Regulation of local chemistry in O3-type layered oxide cathodes for practical sodium-ion batteries

Abstract

O3-type layered oxide cathodes have emerged as promising candidates for advanced sodium-ion batteries (SIBs) due to their high theoretical specific capacity. However, undesirable phase transitions, irreversible O₂ release, and transition metal (TM) ion dissolution severely deteriorate their long-cycle stability. Herein, a cation–anion dual-site high-entropy doping strategy is proposed to modulate the local chemistry of O3-type layered oxide cathodes, aiming to enhance the covalency of TM–O bonds. The robust covalent TM–O bonds can effectively suppress adverse phase transitions, inhibit irreversible oxygen redox reactions, and reduce TMⁿ⁺ dissolution.
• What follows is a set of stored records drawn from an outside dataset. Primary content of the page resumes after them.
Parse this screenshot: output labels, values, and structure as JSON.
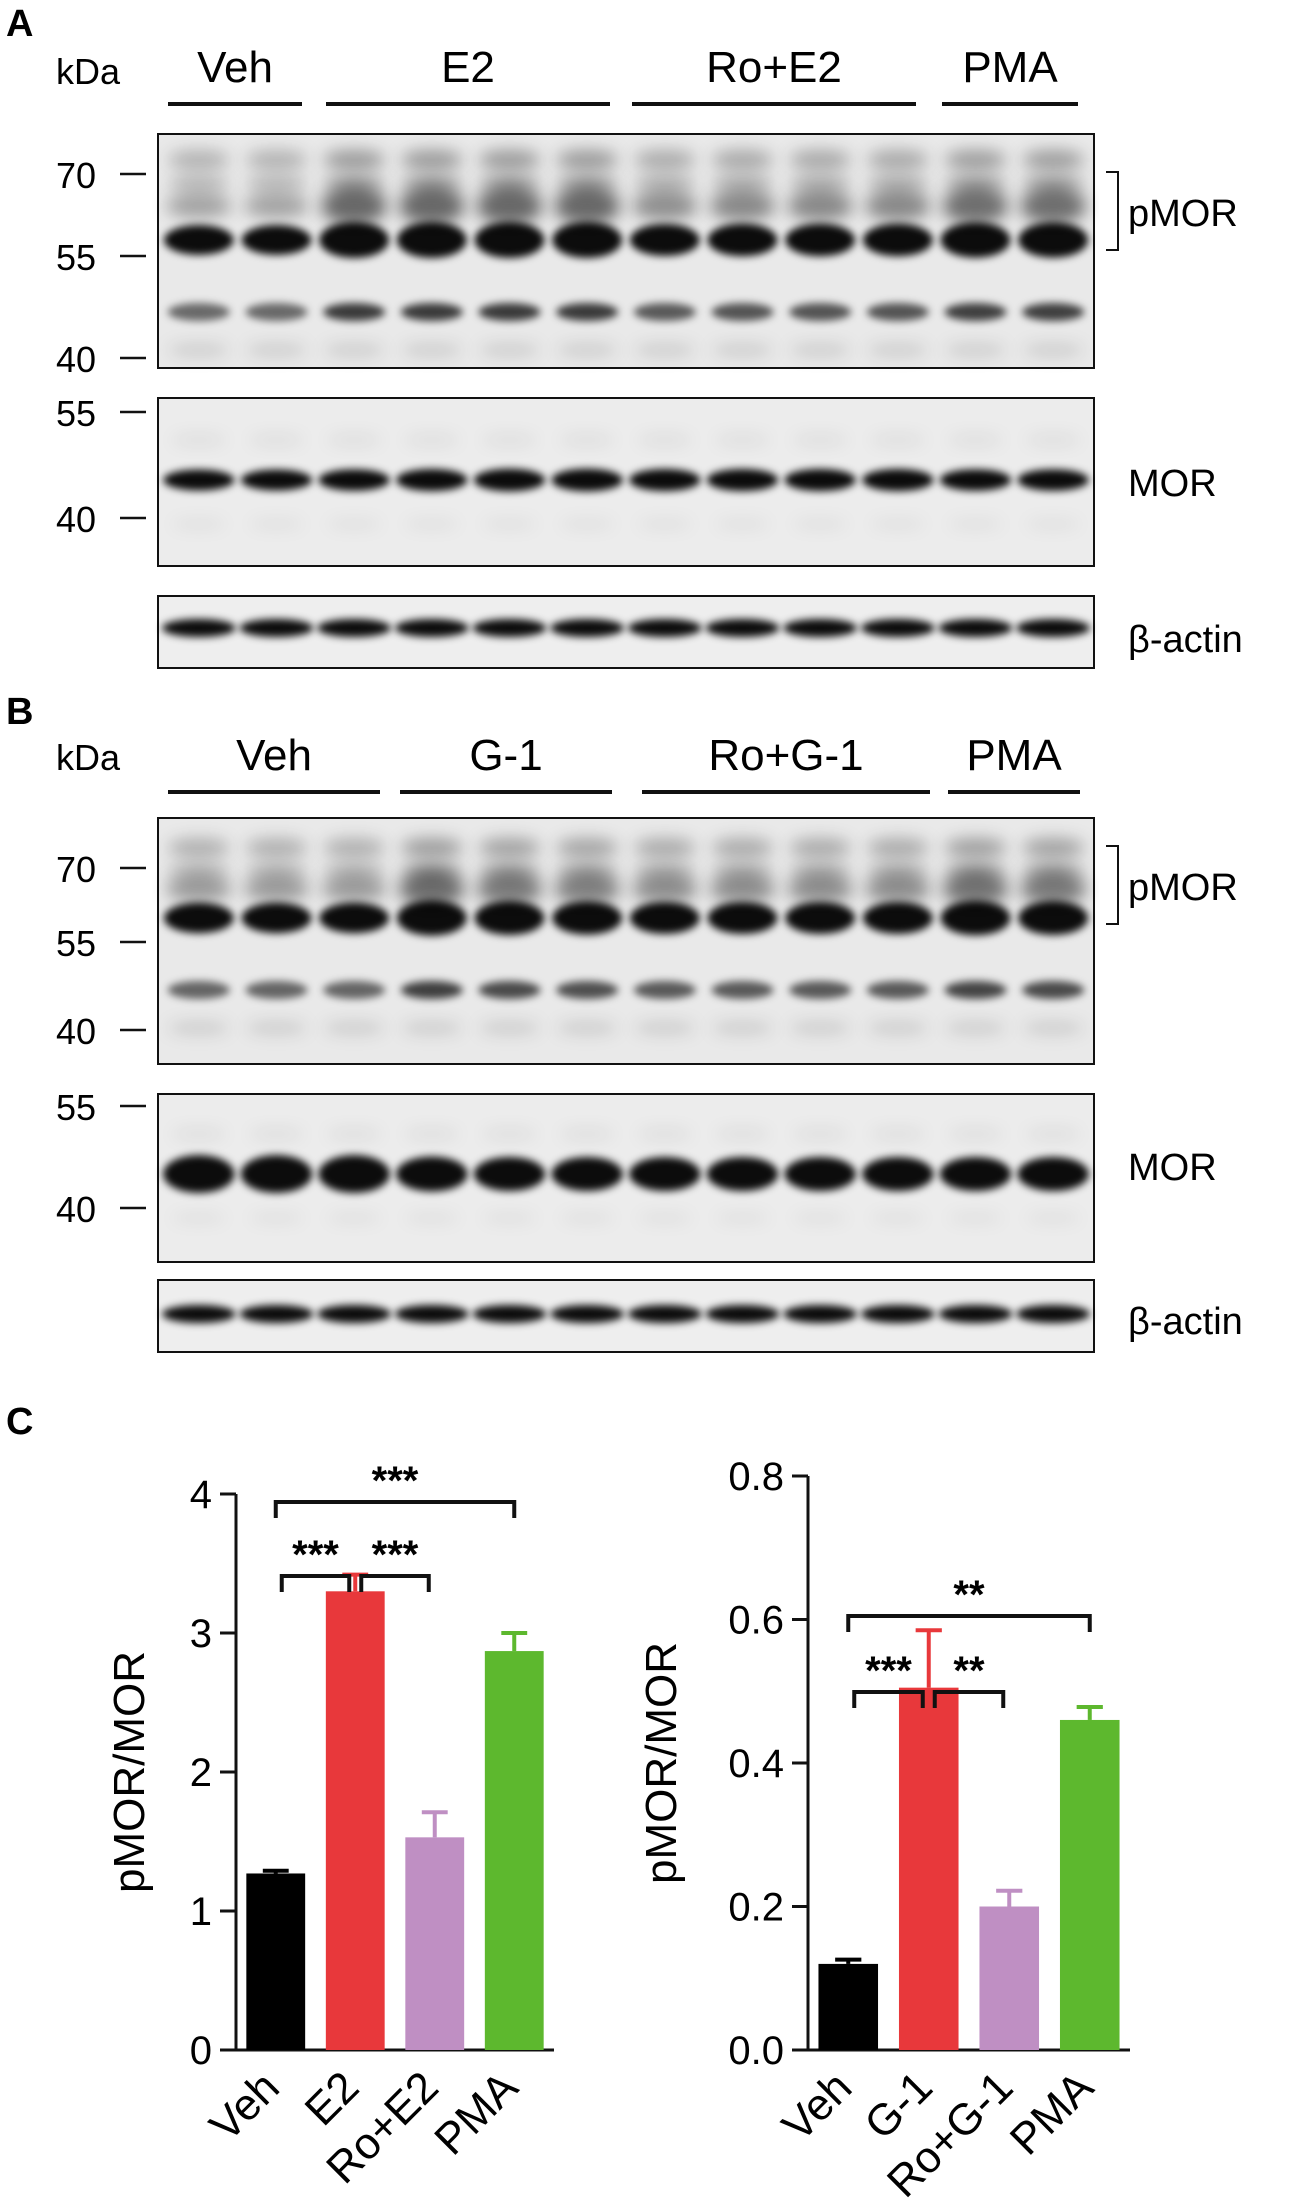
{
  "panel_a": {
    "letter": "A",
    "kda_label": "kDa",
    "groups": [
      "Veh",
      "E2",
      "Ro+E2",
      "PMA"
    ],
    "lane_counts": [
      2,
      4,
      4,
      2
    ],
    "blots": [
      {
        "label": "pMOR",
        "markers": [
          "70",
          "55",
          "40"
        ],
        "bracket": true
      },
      {
        "label": "MOR",
        "markers": [
          "55",
          "40"
        ],
        "bracket": false
      },
      {
        "label": "β-actin",
        "markers": [],
        "bracket": false
      }
    ]
  },
  "panel_b": {
    "letter": "B",
    "kda_label": "kDa",
    "groups": [
      "Veh",
      "G-1",
      "Ro+G-1",
      "PMA"
    ],
    "lane_counts": [
      3,
      3,
      4,
      2
    ],
    "blots": [
      {
        "label": "pMOR",
        "markers": [
          "70",
          "55",
          "40"
        ],
        "bracket": true
      },
      {
        "label": "MOR",
        "markers": [
          "55",
          "40"
        ],
        "bracket": false
      },
      {
        "label": "β-actin",
        "markers": [],
        "bracket": false
      }
    ]
  },
  "panel_c": {
    "letter": "C",
    "colors": {
      "Veh": "#000000",
      "treatment": "#e8383b",
      "ro": "#bf8fc3",
      "pma": "#5db82e"
    }
  },
  "chart_data": [
    {
      "type": "bar",
      "categories": [
        "Veh",
        "E2",
        "Ro+E2",
        "PMA"
      ],
      "values": [
        1.27,
        3.3,
        1.53,
        2.87
      ],
      "errors": [
        0.02,
        0.12,
        0.18,
        0.13
      ],
      "colors": [
        "#000000",
        "#e8383b",
        "#bf8fc3",
        "#5db82e"
      ],
      "ylabel": "pMOR/MOR",
      "ylim": [
        0,
        4
      ],
      "yticks": [
        "0",
        "1",
        "2",
        "3",
        "4"
      ],
      "significance": [
        {
          "from": 0,
          "to": 1,
          "label": "***"
        },
        {
          "from": 1,
          "to": 2,
          "label": "***"
        },
        {
          "from": 0,
          "to": 3,
          "label": "***"
        }
      ]
    },
    {
      "type": "bar",
      "categories": [
        "Veh",
        "G-1",
        "Ro+G-1",
        "PMA"
      ],
      "values": [
        0.12,
        0.505,
        0.2,
        0.46
      ],
      "errors": [
        0.006,
        0.08,
        0.022,
        0.018
      ],
      "colors": [
        "#000000",
        "#e8383b",
        "#bf8fc3",
        "#5db82e"
      ],
      "ylabel": "pMOR/MOR",
      "ylim": [
        0,
        0.8
      ],
      "yticks": [
        "0.0",
        "0.2",
        "0.4",
        "0.6",
        "0.8"
      ],
      "significance": [
        {
          "from": 0,
          "to": 1,
          "label": "***"
        },
        {
          "from": 1,
          "to": 2,
          "label": "**"
        },
        {
          "from": 0,
          "to": 3,
          "label": "**"
        }
      ]
    }
  ]
}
Consequently, NaNi_0.25Fe_0.14Mn_0.3Li_0.1Ti_0.15Cu_0.03Zn_0.03O_1.94F_0.06 (HEO) delivers a high specific capacity of 152.27 mA h g⁻¹ and a capacity retention of 73.69% after 500 cycles. More importantly, HEO exhibits impressive temperature tolerance, superior air stability and acceptable full-cell performance, demonstrating its huge potential for practical SIBs application. This work develops a versatile cation–anion dual-site high-entropy doping strategy to modulate the local chemistry of O3-type layered oxide cathodes, furnishing a robust foundation for advancing cathode materials for practical SIBs.